Now, I've made another application, which is fairly unrelated to the previous one. The previous application was generating about 1 megapixel images using matplotlib. My new application is generating 20 megapixel images and 1 megapixel images using matplotlib. The problem is monumentally larger now when 20 megapixel images are generated with the new application. After the entire swap space is filled up, something seems to get killed, and things work at a decent speed for a while while there is some RAM and swap space available, but is much slower to run when the RAM is consumed. Here are the processes running. I don't think that there are any extra zombie processes running.
$ ps -ef|grep apache
root 3753 1 0 03:45 ? 00:00:02 /usr/sbin/apache2 -k start
www-data 3756 3753 0 03:45 ? 00:00:00 /usr/sbin/apache2 -k start
www-data 3759 3753 0 03:45 ? 00:02:06 /usr/sbin/apache2 -k start
www-data 3762 3753 0 03:45 ? 00:00:01 /usr/sbin/apache2 -k start
www-data 3763 3753 0 03:45 ? 00:00:01 /usr/sbin/apache2 -k start
test 4644 4591 0 12:27 pts/1 00:00:00 tail -f /var/log/apache2/access.log
www-data 4894 3753 0 21:34 ? 00:00:37 /usr/sbin/apache2 -k start
www-data 4917 3753 2 22:33 ? 00:00:36 /usr/sbin/apache2 -k start
www-data 4980 3753 1 22:46 ? 00:00:12 /usr/sbin/apache2 -k start
I am a little confused though when I look at htop because it shows a lot more processes than top or ps.
UPDATE
I have figured out that the memory leak is due to matplotlib (or the way I am using it), and not flask or apache, so the problems 2 and 3 I originally posted are indeed a separate issue from problem 1. Below is a basic function that I made to eliminate/reproduce the problem, interactively in ipython.
def BigComputation():
import cStringIO
import matplotlib
matplotlib.use('Agg')
import matplotlib.pyplot as plt
#larger figure size causes more RAM to be used when savefig is run.
#this function also uses some RAM that is never released automatically
#if plt.close('all') is never run, but it is a small amount,
#so it is hard to tell unless run BigComputation thousands of times.

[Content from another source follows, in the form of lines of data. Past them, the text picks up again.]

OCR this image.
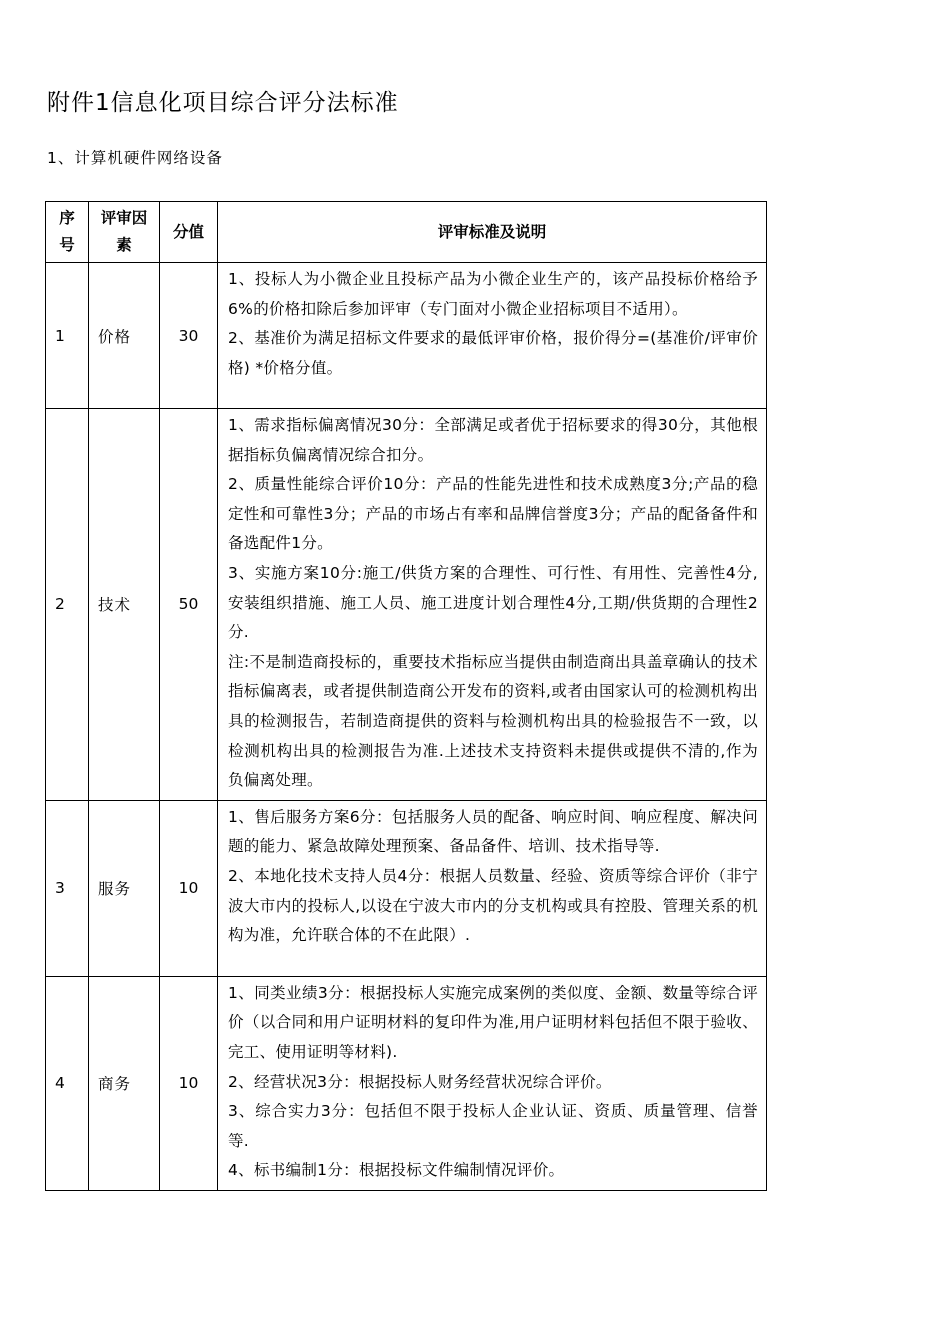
附件1信息化项目综合评分法标准
1、计算机硬件网络设备
序号	评审因素	分值	评审标准及说明
1	价格	30	1、投标人为小微企业且投标产品为小微企业生产的，该产品投标价格给予6%的价格扣除后参加评审（专门面对小微企业招标项目不适用）。

2、基准价为满足招标文件要求的最低评审价格，报价得分=(基准价/评审价格) *价格分值。

2	技术	50	1、需求指标偏离情况30分：全部满足或者优于招标要求的得30分，其他根据指标负偏离情况综合扣分。

2、质量性能综合评价10分：产品的性能先进性和技术成熟度3分;产品的稳定性和可靠性3分；产品的市场占有率和品牌信誉度3分；产品的配备备件和备选配件1分。

3、实施方案10分:施工/供货方案的合理性、可行性、有用性、完善性4分,安装组织措施、施工人员、施工进度计划合理性4分,工期/供货期的合理性2分.

注:不是制造商投标的，重要技术指标应当提供由制造商出具盖章确认的技术指标偏离表，或者提供制造商公开发布的资料,或者由国家认可的检测机构出具的检测报告，若制造商提供的资料与检测机构出具的检验报告不一致，以检测机构出具的检测报告为准.上述技术支持资料未提供或提供不清的,作为负偏离处理。

3	服务	10	1、售后服务方案6分：包括服务人员的配备、响应时间、响应程度、解决问题的能力、紧急故障处理预案、备品备件、培训、技术指导等.

2、本地化技术支持人员4分：根据人员数量、经验、资质等综合评价（非宁波大市内的投标人,以设在宁波大市内的分支机构或具有控股、管理关系的机构为准，允许联合体的不在此限）.

4	商务	10	1、同类业绩3分：根据投标人实施完成案例的类似度、金额、数量等综合评价（以合同和用户证明材料的复印件为准,用户证明材料包括但不限于验收、完工、使用证明等材料).

2、经营状况3分：根据投标人财务经营状况综合评价。

3、综合实力3分：包括但不限于投标人企业认证、资质、质量管理、信誉等.

4、标书编制1分：根据投标文件编制情况评价。
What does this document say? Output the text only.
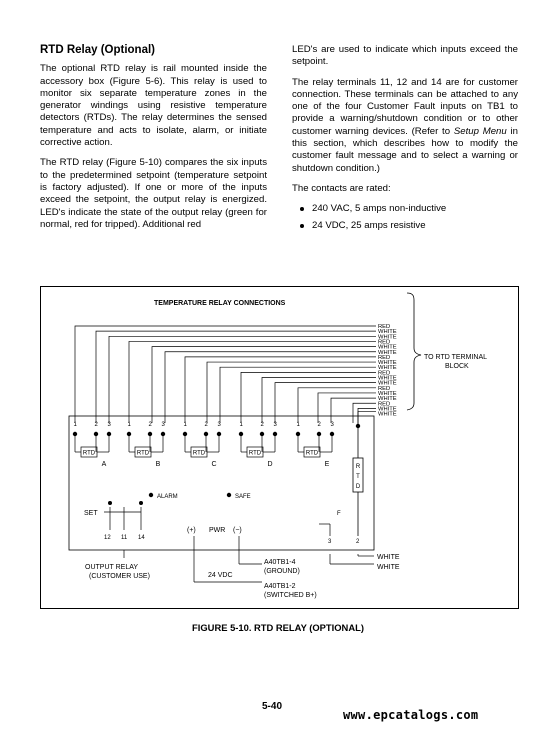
RTD Relay (Optional)

The optional RTD relay is rail mounted inside the accessory box (Figure 5-6). This relay is used to monitor six separate temperature zones in the generator windings using resistive temperature detectors (RTDs). The relay determines the sensed temperature and acts to isolate, alarm, or initiate corrective action.

The RTD relay (Figure 5-10) compares the six inputs to the predetermined setpoint (temperature setpoint is factory adjusted). If one or more of the inputs exceed the setpoint, the output relay is energized. LED's indicate the state of the output relay (green for normal, red for tripped). Additional red

LED's are used to indicate which inputs exceed the setpoint.

The relay terminals 11, 12 and 14 are for customer connection. These terminals can be attached to any one of the four Customer Fault inputs on TB1 to provide a warning/shutdown condition or to other customer warning devices. (Refer to Setup Menu in this section, which describes how to modify the customer fault message and to select a warning or shutdown condition.)

The contacts are rated:

240 VAC, 5 amps non-inductive
24 VDC, 25 amps resistive
TEMPERATURE RELAY CONNECTIONS
RED
WHITE
WHITE
RED
WHITE
WHITE
RED
WHITE
WHITE
RED
WHITE
WHITE
RED
WHITE
WHITE
RED
WHITE
WHITE
TO RTD TERMINAL
BLOCK
1	2 3
RTD
A
1	2 3
RTD
B
1	2 3
RTD
C
1	2 3
RTD
D
1	2 3
RTD
E	R
T
D
ALARM	SAFE
SET
12 11 14
OUTPUT RELAY
(CUSTOMER USE)
(+) PWR (−)
24 VDC
A40TB1-4
(GROUND)
A40TB1-2
(SWITCHED B+)
F
3	2
WHITE
WHITE
FIGURE 5-10. RTD RELAY (OPTIONAL)
5-40
www.epcatalogs.com
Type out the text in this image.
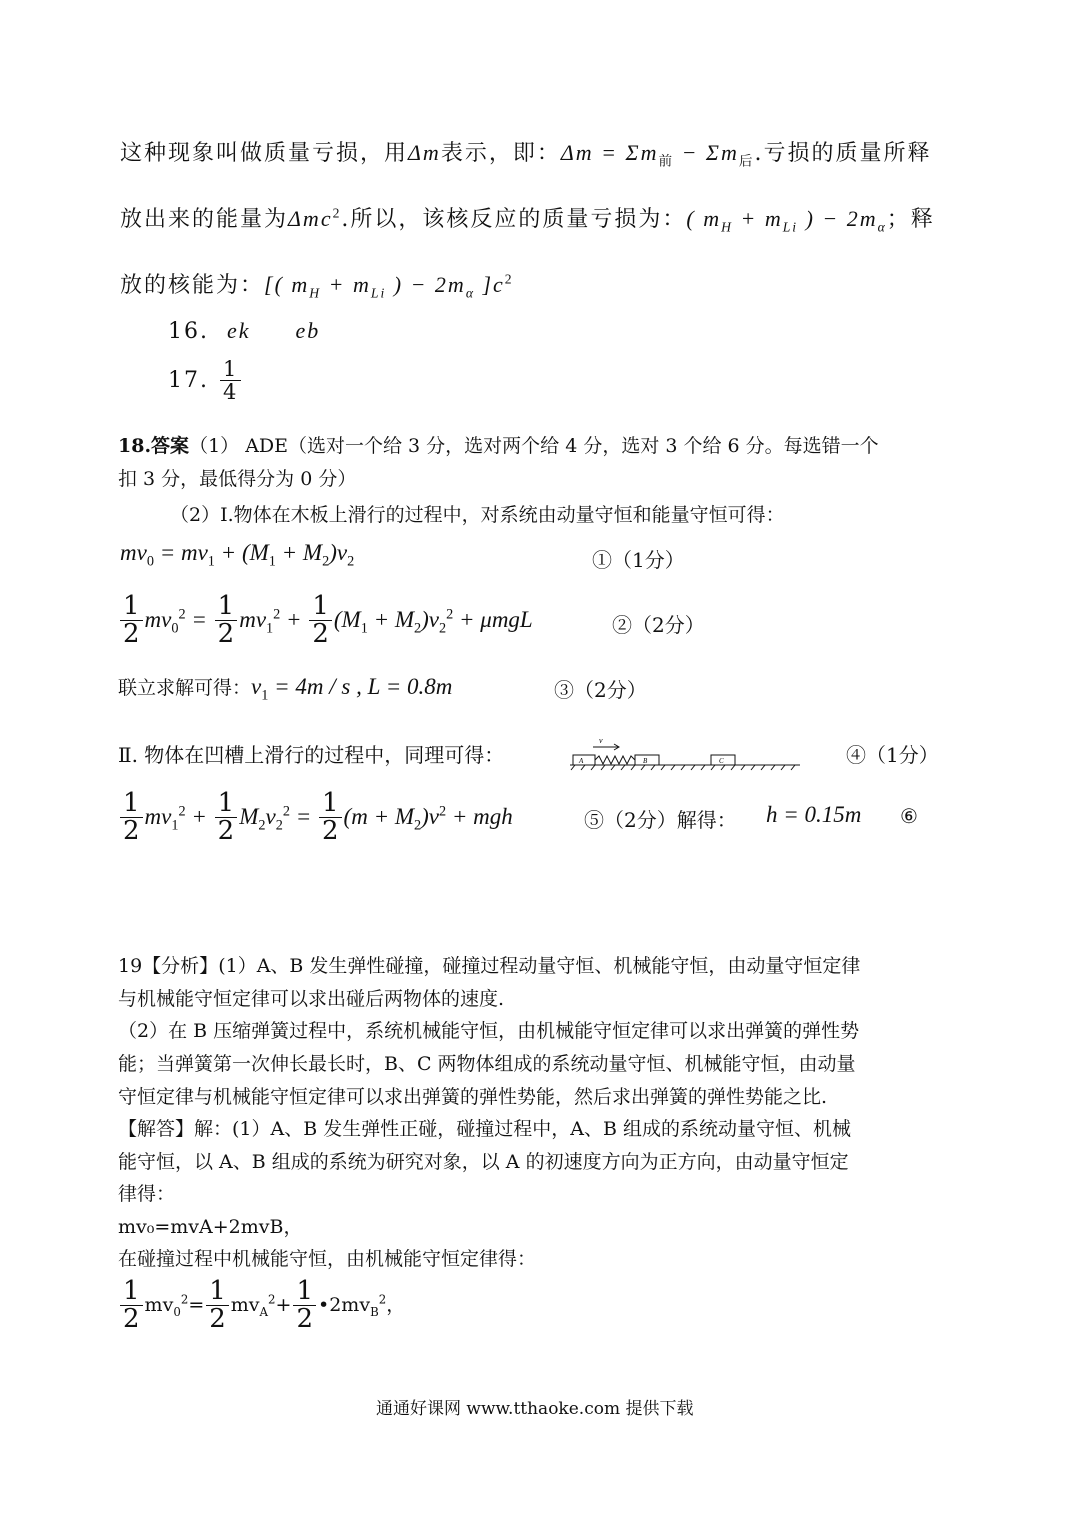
这种现象叫做质量亏损，用Δm表示，即：$\Delta m = \Sigma m_前 - \Sigma m_后$.亏损的质量所释
放出来的能量为Δmc$^2$.所以，该核反应的质量亏损为：( $m_H + m_{Li}$ ) − $2m_\alpha$；释
放的核能为：[( $m_H + m_{Li}$ ) − $2m_\alpha$ ]$c^2$
16. ek eb
17. $\frac{1}{4}$
18.答案（1） ADE（选对一个给 3 分，选对两个给 4 分，选对 3 个给 6 分。每选错一个
扣 3 分，最低得分为 0 分）
（2）Ⅰ.物体在木板上滑行的过程中，对系统由动量守恒和能量守恒可得：
$mv_0 = mv_1 + (M_1 + M_2)v_2$	①（1分）
$\frac{1}{2} mv_0^2 = \frac{1}{2} mv_1^2 + \frac{1}{2} (M_1 + M_2)v_2^2 + \mu mgL$	②（2分）
联立求解可得：$v_1 = 4m / s$ , L = 0.8m	③（2分）
Ⅱ. 物体在凹槽上滑行的过程中，同理可得：
v
A	B	C	④（1分）
$\frac{1}{2} mv_1^2 + \frac{1}{2} M_2v_2^2 = \frac{1}{2} (m + M_2)v^2$ + mgh	⑤（2分）解得： h = 0.15m ⑥
19【分析】(1）A、B 发生弹性碰撞，碰撞过程动量守恒、机械能守恒，由动量守恒定律
与机械能守恒定律可以求出碰后两物体的速度.
（2）在 B 压缩弹簧过程中，系统机械能守恒，由机械能守恒定律可以求出弹簧的弹性势
能；当弹簧第一次伸长最长时，B、C 两物体组成的系统动量守恒、机械能守恒，由动量
守恒定律与机械能守恒定律可以求出弹簧的弹性势能，然后求出弹簧的弹性势能之比.
【解答】解：(1）A、B 发生弹性正碰，碰撞过程中，A、B 组成的系统动量守恒、机械
能守恒，以 A、B 组成的系统为研究对象，以 A 的初速度方向为正方向，由动量守恒定
律得：
mv₀=mvA+2mvB，
在碰撞过程中机械能守恒，由机械能守恒定律得：
$\frac{1}{2} mv_0^2= \frac{1}{2} mv_A^2+ \frac{1}{2}$ $•2mv_B^2$，
通通好课网 www.tthaoke.com 提供下载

TheFigure=plt.figure(figsize=(250,8))
file_output = cStringIO.StringIO()
#causes lots of RAM to be used, and never released automatically
TheFigure.savefig(file_output)
#releases all the RAM that is never released automatically
plt.close('all')
return None
The trick to getting rid of the RAM leak is to run
plt.close('all')
within BigComputation(), otherwise, BigComputation() will just keep accumulating RAM every time the function is called. I don't know if I am just using matplotlib inappropriately or have bad coding technique, but I really would think that once BigComputation() returns, it should release all the memory except any global objects or the objects it returned. It seems to me like matplotlib must be creating some global variables in an inappropriate way, because I have no idea what they are named.
I guess where my question stands now is why do I need plt.close('all')? I also need to try the suggestions of Graham Dumpleton in order to further diagnose my apache configuration to see why I need to set threads=1 in apache to get the random errors to go away.